Pamela C. Brown remains Buffalo’s school superintendent, but only by the skin of her teeth. She has lost the support of nearly half the School Board and, we suspect, about the same proportion of community residents.
Brown on Wednesday survived an effort to fire her “without cause.” The resolution, offered by board member Carl Paladino, fell short in a 5-4 vote. Brown’s supporters said she needs more time, but Paladino and the three members who voted with him had the better argument: Buffalo students don’t have the time to provide Brown with the on-the-job training she needs.

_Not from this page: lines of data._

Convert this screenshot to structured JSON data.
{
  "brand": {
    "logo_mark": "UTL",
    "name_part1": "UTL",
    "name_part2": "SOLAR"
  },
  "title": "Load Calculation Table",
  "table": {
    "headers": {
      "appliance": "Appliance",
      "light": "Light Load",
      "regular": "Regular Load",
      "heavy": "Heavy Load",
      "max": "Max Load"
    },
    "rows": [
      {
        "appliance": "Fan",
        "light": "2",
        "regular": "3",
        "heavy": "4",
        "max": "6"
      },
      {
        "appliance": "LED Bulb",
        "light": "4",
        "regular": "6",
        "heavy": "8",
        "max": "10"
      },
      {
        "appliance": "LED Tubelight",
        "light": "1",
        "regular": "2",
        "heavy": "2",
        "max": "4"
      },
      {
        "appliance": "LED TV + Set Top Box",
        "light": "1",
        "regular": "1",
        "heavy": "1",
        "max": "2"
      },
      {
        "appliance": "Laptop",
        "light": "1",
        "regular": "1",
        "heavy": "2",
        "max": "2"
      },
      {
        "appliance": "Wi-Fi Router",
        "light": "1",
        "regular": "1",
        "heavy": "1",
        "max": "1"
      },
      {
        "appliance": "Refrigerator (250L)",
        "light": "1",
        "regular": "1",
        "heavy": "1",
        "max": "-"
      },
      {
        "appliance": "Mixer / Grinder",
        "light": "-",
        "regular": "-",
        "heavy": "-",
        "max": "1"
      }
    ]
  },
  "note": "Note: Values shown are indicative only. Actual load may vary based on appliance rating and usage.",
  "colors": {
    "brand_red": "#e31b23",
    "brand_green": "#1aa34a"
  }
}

But she survived, so the question is, what now? She is politically hobbled by the public lack of support on the School Board and in the community. It is possible she can survive that, but at what cost to Buffalo’s students and, beyond that, to the city’s economic health? Families don’t want to move into a city where most of the schools are failing.
That’s why Brown should take her cue and begin looking for other opportunities. Yes, she says graduation rates have risen, but the state has yet to complete an audit of the district’s numbers. If the rate truly did go up, that would be wonderful, but it’s hard to see how Brown recovers from the loss of confidence in her ability to lead an organization as sprawling and complex as the Buffalo School District.
Indeed, it is easy to have some sympathy for Brown. Her job is probably the most difficult one in all of Western New York. That’s why it takes someone with specific skills and background – someone with a history of successful leadership in troubled school districts. Brown doesn’t have that, and it shows.
Easily the most troubling aspect of Wednesday’s vote is the false claim of racism it has produced. The vote unfortunately split along racial lines, with the School Board’s five African-American members supporting Brown, who is also African-American, and its four white members voting to fire her.
Paladino has drawn complaints of racism in the past, due to vile emails he forwarded, but there has been no plausible suggestion of racism in the way he has conducted himself on the School Board. And none of the other three white members has shown any signs of racism in his conduct, either.
What is more, two prominent African-Americans influential in the district have expressed severe frustration with the district’s leadership. One of them, John B. King Jr., is New York State’s commissioner of education. The other, Samuel Radford, is president of the District Parent Coordinating Council. Alone, those critics defeat the claim that opposition to Brown’s leadership is somehow automatically racist.
It’s a dirty shame, and those claiming a racial motivation to the effort to remove Brown aren’t doing the district or its students any favors. Those critics need to operate from a higher place.
In the end, the Buffalo School Board has voted for more of the same. Unless Brown is going to find her own way out the door, that leaves parents, students and taxpayers with little more than the hope that she can accelerate her learning curve to quickly become the superintendent that Buffalo desperately needs.
In the meantime, students are failing.